Od pewnego czasu mówi się, że nieco ponad dwuletnia przygoda Richarda "shoxa" Papillona z Teamem Vitality może dobiec końca. Niewykluczone jednak, że nawet gdyby tak się stało, to doświadczony Francuz nie pozostanie bezrobotny zbyt długo.


Śledź transfery na scenie Counter-Strike'a:


shox po raz pierwszy od 2013 roku w zespole międzynarodowym?

Przypomnijmy, że już na początku listopada wiarygodne źródła donosiły, że Vitality zainteresowane jest ściągnięciem do siebie trzech członków Astralis. W ten sposób francuska organizacja miałaby zapewnić sobie usługi tak utytułowanych członków sceny, jak Peter „⁠dupreeh⁠” Rasmussen, Emil „⁠Magisk⁠” Reif oraz Danny „⁠zonic⁠” Sørensen. Niemniej nie dla wszystkich były to dobre informacje – według tych samych raportów angaż trzech Duńczyków oznaczałby pożegnanie z trzema osobami, które reprezentowały TV jeszcze na niedawnym PGL Major Stockholm 2021. Ofiarami tej międzynarodowej rewolucji kadrowej mieliby zostać Rémy „XTQZZZ” Quoniam, Jayson „Kyojin” Nguyen Van oraz właśnie shox.

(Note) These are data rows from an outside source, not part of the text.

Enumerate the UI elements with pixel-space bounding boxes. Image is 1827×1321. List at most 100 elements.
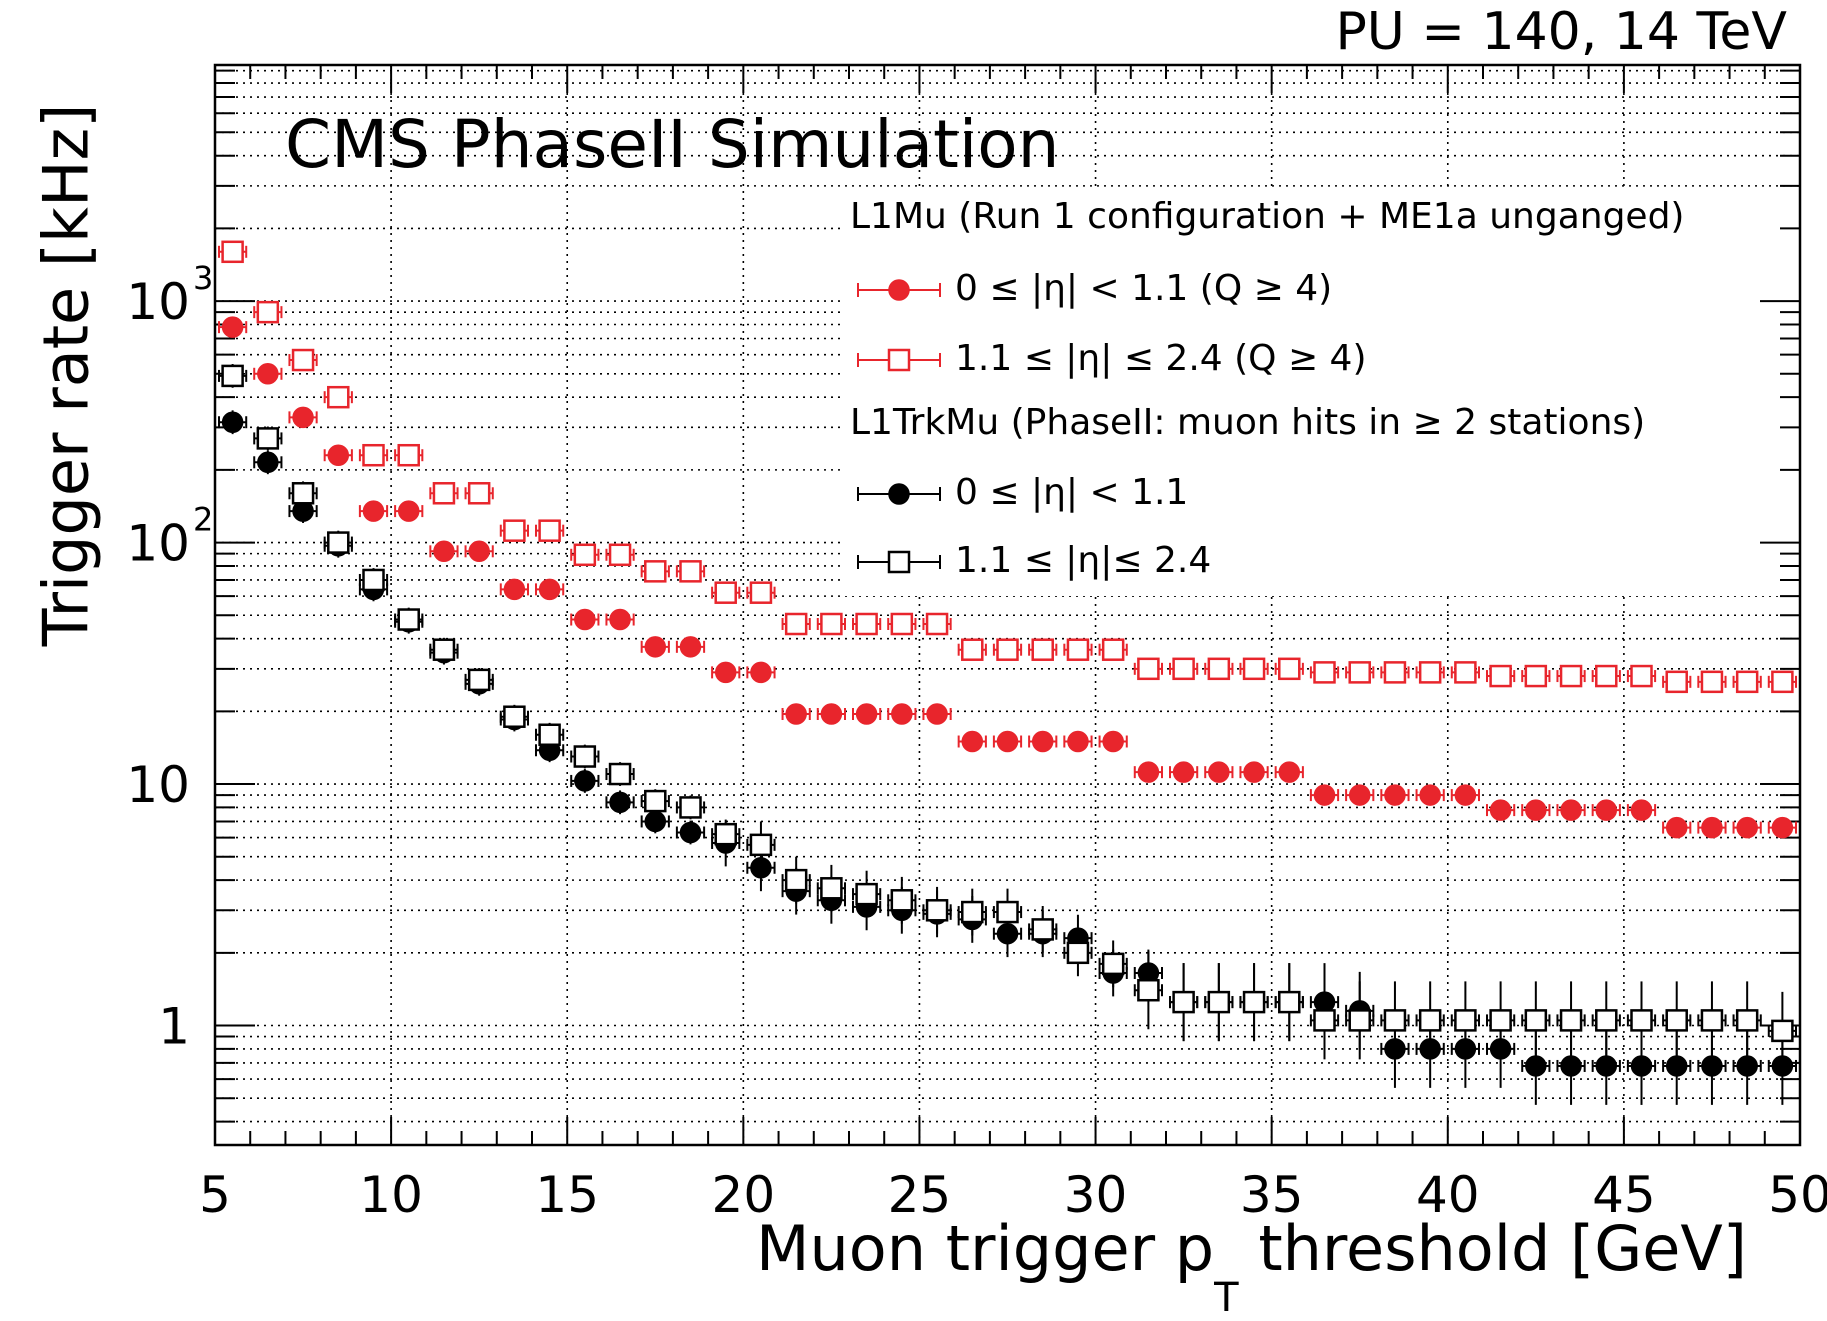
data-point [1665, 1009, 1688, 1032]
data-point [749, 833, 773, 857]
data-point [609, 791, 631, 814]
data-point [1418, 1009, 1442, 1032]
data-point [785, 703, 807, 725]
data-point [750, 661, 772, 684]
legend-entry-l1trkmu-barrel: 0 ≤ |η| < 1.1 [955, 472, 1189, 513]
data-point [1384, 784, 1406, 806]
data-point [855, 703, 878, 725]
data-point [256, 427, 280, 450]
legend-markers [857, 279, 941, 574]
data-point [538, 723, 561, 746]
data-point [1278, 761, 1301, 783]
legend-entry-l1mu-endcap: 1.1 ≤ |η| ≤ 2.4 (Q ≥ 4) [955, 338, 1367, 379]
data-point [1735, 670, 1759, 694]
data-point [503, 578, 526, 601]
data-point [467, 482, 491, 505]
data-point [538, 519, 561, 542]
data-point [1031, 638, 1054, 661]
data-point [1454, 784, 1477, 806]
data-point [961, 730, 984, 753]
data-point [644, 810, 667, 833]
data-point [1172, 761, 1195, 783]
data-point [961, 638, 984, 661]
data-point [1524, 1009, 1548, 1032]
y-tick-exponent: 3 [193, 259, 213, 297]
data-point [1454, 1009, 1477, 1032]
legend-group-l1mu: L1Mu (Run 1 configuration + ME1a ungange… [850, 196, 1685, 237]
data-point [1207, 657, 1231, 681]
data-point [996, 638, 1019, 661]
data-series [218, 240, 1797, 1105]
data-point [1524, 664, 1548, 688]
data-point [1700, 1009, 1724, 1032]
data-point [609, 608, 631, 631]
header-text: PU = 140, 14 TeV [1335, 2, 1787, 62]
data-point [1242, 657, 1266, 681]
data-point [468, 540, 490, 563]
data-point [1419, 784, 1441, 806]
data-point [1066, 941, 1090, 965]
data-point [820, 703, 843, 725]
data-point [397, 500, 420, 522]
data-point [890, 612, 914, 636]
data-point [1101, 952, 1125, 976]
data-point [1067, 730, 1089, 753]
data-point [1595, 1009, 1618, 1032]
data-point [820, 612, 843, 636]
data-point [397, 608, 420, 631]
data-point [679, 560, 702, 583]
data-point [327, 531, 350, 554]
series-3 [218, 364, 1797, 1070]
data-point [362, 568, 385, 592]
data-point [1348, 1009, 1371, 1032]
data-point [1559, 1009, 1583, 1032]
data-point [891, 703, 913, 725]
legend-group-l1trkmu: L1TrkMu (PhaseII: muon hits in ≥ 2 stati… [850, 402, 1646, 443]
data-point [1665, 816, 1688, 839]
data-point [1736, 816, 1758, 839]
data-point [291, 482, 315, 505]
data-point [1595, 799, 1618, 821]
data-point [1665, 670, 1688, 694]
data-point [1137, 657, 1160, 681]
legend-background [845, 188, 1800, 596]
x-tick-label: 5 [199, 1166, 231, 1224]
x-tick-label: 45 [1592, 1166, 1656, 1224]
data-point [1313, 784, 1336, 806]
data-point [1208, 761, 1230, 783]
data-point [890, 889, 914, 912]
data-point [1630, 664, 1653, 688]
data-point [1489, 1009, 1512, 1032]
data-point [784, 612, 808, 636]
data-point [1313, 661, 1336, 684]
x-tick-label: 40 [1416, 1166, 1480, 1224]
data-point [1630, 1009, 1653, 1032]
data-point [221, 364, 244, 388]
data-point [820, 877, 843, 900]
data-point [679, 796, 702, 819]
legend-marker [887, 550, 911, 574]
data-point [256, 300, 280, 324]
data-point [1700, 670, 1724, 694]
data-point [538, 578, 561, 601]
x-tick-label: 20 [712, 1166, 776, 1224]
data-point [397, 443, 420, 467]
data-point [996, 900, 1019, 924]
data-point [1383, 1009, 1407, 1032]
x-axis-label-tail: threshold [GeV] [1238, 1212, 1747, 1285]
data-point [221, 411, 244, 433]
y-axis-label: Trigger rate [kHz] [29, 103, 103, 647]
data-point [1031, 730, 1054, 753]
data-point [608, 543, 632, 567]
data-point [1348, 661, 1371, 684]
data-point [644, 636, 667, 658]
data-point [1559, 664, 1583, 688]
data-point [574, 770, 596, 792]
y-tick-label: 10 [126, 756, 190, 814]
data-point [608, 762, 632, 786]
data-point [1595, 664, 1618, 688]
x-tick-label: 15 [535, 1166, 599, 1224]
data-point [1137, 978, 1160, 1002]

I o ile na temat przyszłości Quoniama i Nguyen Vana nic więcej nie wiadomo, tak w przypadku Papillona pojawiły się plotki na temat kolejnego przystanku w jego karierze. Jak twierdzi Guillaume „neL” Canelo z serwisu 1pv, tym mogłoby być Liquid, które po Majorze również ma wkroczyć na transferową karuzelę. Z jednej strony skład mogą opuścić Jake "Stewie2K" Yip i Gabriel „FalleN” Toledo, z drugiej zaś niespodziewany powrót ze sceny VALORANTA może zaliczyć Nicholas "nitr0" Cannella. I zdaniem wspomnianego wyżej francuskiego dziennikarza na tym może się nie skończyć, bo pierwszą od 2013 roku próbę gry w zespole międzynarodowym może podjąć również shox, dla którego w Vitality raczej nie będzie już miejsca.